In mathematics, function operations allow us to combine two or more functions to create new ones. This is fundamental for solving more complex problems. When we refer to the operation of functions, we often talk about:

• Addition and Subtraction: Combining functions by adding or subtracting their outputs.
• Multiplication and Division: Forming a product or quotient of two functions.
• Composition: A key type of operation where one function is applied to the result of another, such as in \( (f \circ g)(x) \) which becomes \( f(g(x)) \).

Here, the focus is on composition, where we compose two functions \( f(x) = -2x \) and \( g(x) = 3x + 1 \).
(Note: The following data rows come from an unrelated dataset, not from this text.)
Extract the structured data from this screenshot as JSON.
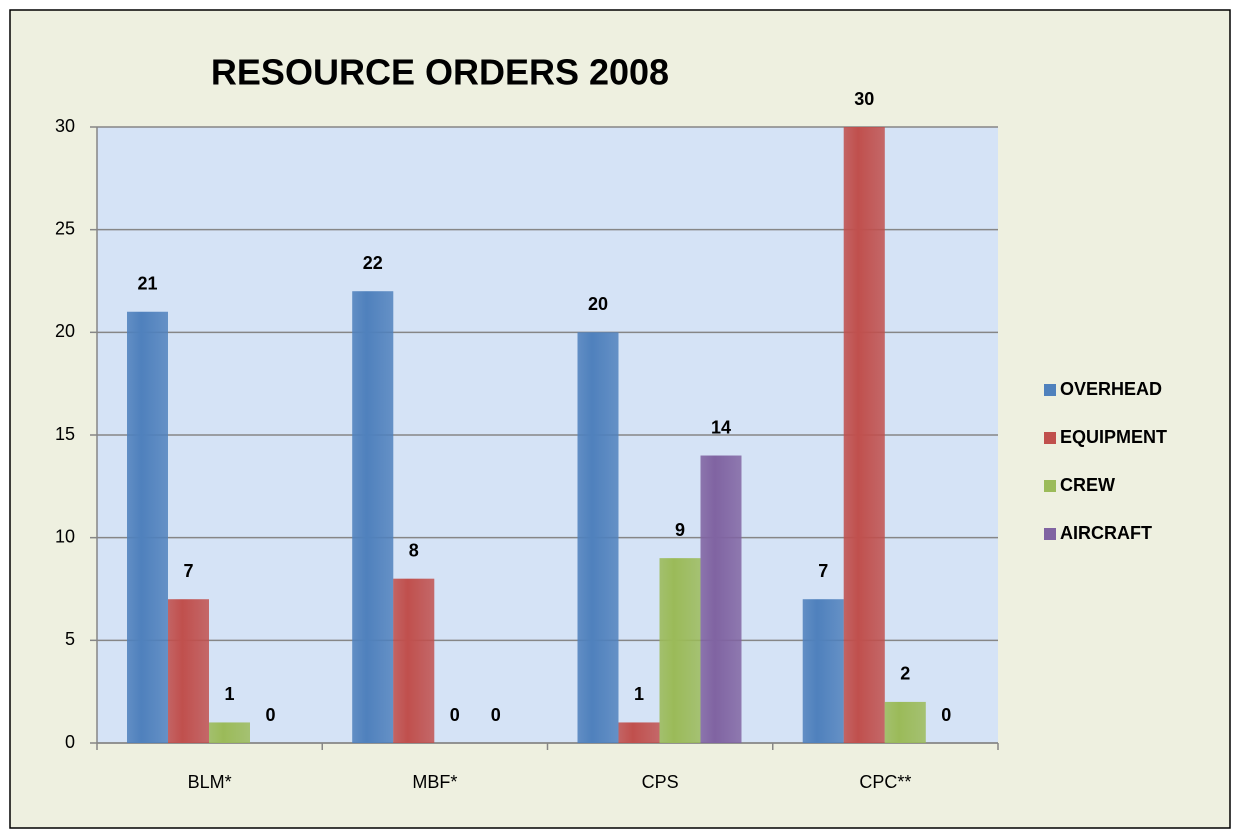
{
  "chart_data": {
    "type": "bar",
    "title": "RESOURCE  ORDERS 2008",
    "categories": [
      "BLM*",
      "MBF*",
      "CPS",
      "CPC**"
    ],
    "series": [
      {
        "name": "OVERHEAD",
        "color": "#4f81bd",
        "values": [
          21,
          22,
          20,
          7
        ]
      },
      {
        "name": "EQUIPMENT",
        "color": "#c0504d",
        "values": [
          7,
          8,
          1,
          30
        ]
      },
      {
        "name": "CREW",
        "color": "#9bbb59",
        "values": [
          1,
          0,
          9,
          2
        ]
      },
      {
        "name": "AIRCRAFT",
        "color": "#8064a2",
        "values": [
          0,
          0,
          14,
          0
        ]
      }
    ],
    "ylim": [
      0,
      30
    ],
    "yticks": [
      0,
      5,
      10,
      15,
      20,
      25,
      30
    ],
    "grid": true,
    "legend": "right"
  }
}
This involves substituting \( g(x) \) into \( f \), illustrating how functions can be layered for more dynamic outcomes.
Practicing these operations helps build a solid foundation for handling more intricate equations in calculus and beyond.

Function evaluation is the process of finding the output of a function for a given input value. It is a critical step in understanding how functions behave. To evaluate functions effectively, consider:

• Identify the Function: Determine the formula you need, such as \( f(x) = -2x \) or \( g(x) = 3x + 1 \).
• Substitute the Input: Simply replace the input variable with the given number.
• Calculate the Result: Perform the arithmetic to find the answer.

For instance, to find \( f(g(-3)) \):
1. Substitute \( -3 \) into \( g(x) \), giving \( g(-3) = 3(-3) + 1 = -9 + 1 = -8 \).
2. Use this result as the input for \( f(x) \): \( f(-8) = -2(-8) = 16 \).
This approach is step-by-step arithmetic guidance, leading us to the value of the composite function \( f(g(-3)) = 16 \).

Algebraic functions involve algebraic expressions, including variables, constants, and arithmetic operations. They are formulas that produce numbers when given input values. Types of algebraic functions include linear, quadratic, and polynomial functions.

• Linear Functions: These have the form \( ax + b \), reflecting a straight-line graph.
• Quadratic Functions: Characterized by \( ax^2 + bx + c \), creating a parabolic curve.
• Composite Functions: Result from combining two functions, such as \( f(g(x)) \).

In the given exercise, \( f(x) = -2x \) is a linear function, and \( g(x) = 3x + 1 \) is also linear. The composition \( f(g(x)) = -6x - 2 \) remains linear, illustrating how operations affect the form of resulting functions.
By practicing with algebraic functions, students gain insight into how mathematical structures build upon each other, a skill useful in various advanced math topics.